Résultat : les aveugles non écholocateurs sont restés imperméables à la fameuse illusion. Pour eux, les trois boîtes pesaient le même poids. Les voyants ont succombé, comme attendu, au piège de Charpentier. Les écholocateurs ? « Eux aussi se sont trompés, raconte avec délectation Gavin Buckingham. Un peu moins que les voyants, sans doute parce que la perception est moins précise. Et que les aveugles apprécient mieux le poids des objets. Mais la différence reste importante. C’est bien une vision alternative qui est ainsi construite, capable d’influer sur les autres sens. »

Le Canadien Melvyn Goodale, professeur à l’université de Western Ontario et cosignataire de l’article dans Psychological Science, avait montré en 2011, au moyen d’images cérébrales, que l’écholocation activait, non pas le cortex auditif des aveugles, mais une zone du cerveau habituellement réservée à la vision. « A l’époque, j’étais étudiant, je figurais dans l’échantillon témoin », s’amuse M. Buckingham. Quatre ans plus tard, l’élève rejoint le maître, en empruntant un autre chemin.

Le cerveau peut « entendre »

Neurobiologiste à l’Université hébraïque de Jérusalem, le professeur Amir Amedi salue la démonstration : « A la fois simple, originale et puissante. Pas d’imagerie sophistiquée. Simplement en s’appuyant sur une illusion bien connue, mais que personne n’avait songé à utiliser, on montre comment le cerveau peut intégrer différentes informations pour créer des images. »

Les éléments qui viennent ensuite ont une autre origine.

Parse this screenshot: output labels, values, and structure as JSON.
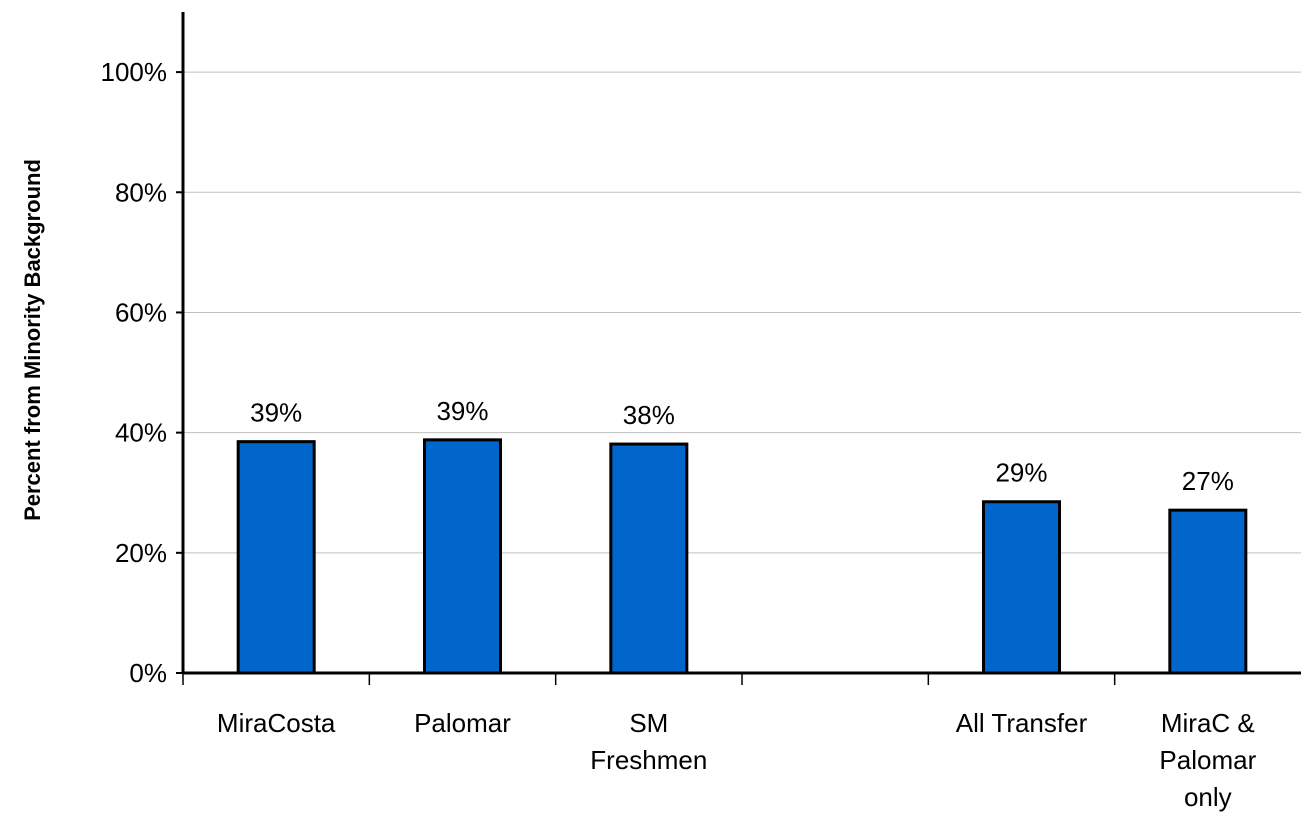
{
  "chart_data": {
    "type": "bar",
    "title": "",
    "xlabel": "",
    "ylabel": "Percent from Minority Background",
    "ylim": [
      0,
      1.1
    ],
    "yticks": [
      0,
      0.2,
      0.4,
      0.6,
      0.8,
      1.0
    ],
    "ytick_labels": [
      "0%",
      "20%",
      "40%",
      "60%",
      "80%",
      "100%"
    ],
    "grid": true,
    "legend": "none",
    "categories": [
      [
        "MiraCosta"
      ],
      [
        "Palomar"
      ],
      [
        "SM",
        "Freshmen"
      ],
      [
        ""
      ],
      [
        "All Transfer"
      ],
      [
        "MiraC &",
        "Palomar",
        "only"
      ]
    ],
    "values": [
      0.385,
      0.388,
      0.381,
      null,
      0.285,
      0.271
    ],
    "data_labels": [
      "39%",
      "39%",
      "38%",
      "",
      "29%",
      "27%"
    ],
    "bar_color": "#0066cc",
    "bar_edge_color": "#000000"
  }
}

Surprenant ? « Plutôt logique, ajoute-t-il. Nous savons depuis des années que la partie du cerveau qui analyse la perception d’une forme peut être nourrie par des informations visuelles, tactiles, mais aussi auditives. » En 2007, une collaboration franco-israélienne a ainsi montré comment le cerveau pouvait « entendre » les formes, les textures et les couleurs

Le scientifique israélien précise : « Notre cerveau est une machine à accomplir des tâches, pas un organe sensoriel. Il n’y a pas vraiment une zone de la vision, de l’audition, du toucher. En revanche, il y a une zone de la lecture textuelle, une zone de la perception des formes, une autre encore pour les nombres… Et elles peuvent être nourries par différents sens, naturels ou artificiels. »

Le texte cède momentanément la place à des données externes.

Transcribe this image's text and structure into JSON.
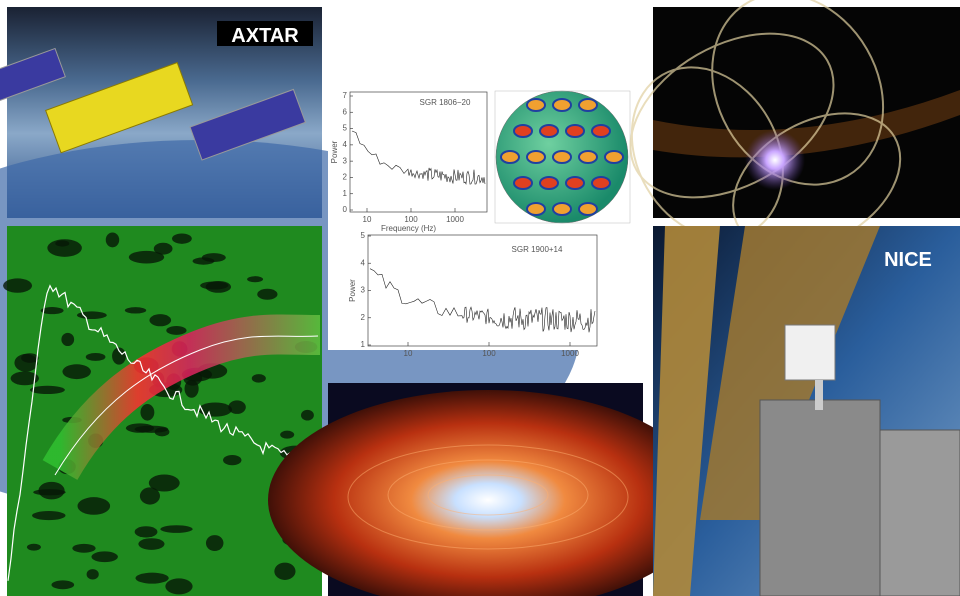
{
  "panels": {
    "axtar": {
      "label": "AXTAR"
    },
    "nice": {
      "label": "NICE"
    }
  },
  "plots": [
    {
      "title": "SGR 1806−20",
      "y_label": "Power",
      "x_label": "Frequency (Hz)",
      "yticks": [
        0,
        1,
        2,
        3,
        4,
        5,
        6,
        7
      ],
      "xticks": [
        10,
        100,
        1000
      ]
    },
    {
      "title": "SGR 1900+14",
      "y_label": "Power",
      "yticks": [
        1,
        2,
        3,
        4,
        5
      ],
      "xticks": [
        10,
        100,
        1000
      ]
    }
  ]
}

L’avenir réside dans la technologie

Là réside d’ailleurs, selon lui, la « limite » de l’article. L’écholocation ne remplacera pas la vue chez les aveugles, assure-t-il. « Nous manquons de puissance, dans la bouche comme dans les oreilles. Pour bien distinguer les formes, il faut cliquer à quelques centimètres. L’avenir n’est pas là. Il est dans la technologie. » Dans les « cannes visuelles » conçues par son équipe, qui permettent de « toucher » à distance. Ou dans ces caméras capables de scanner une image et de la transformer en sons. Et, bien sûr, dans l’œil bionique, auquel tous rêvent, non-voyants comme scientifiques. « Le même concept, mais une autre voie », conclut Amir Amedi.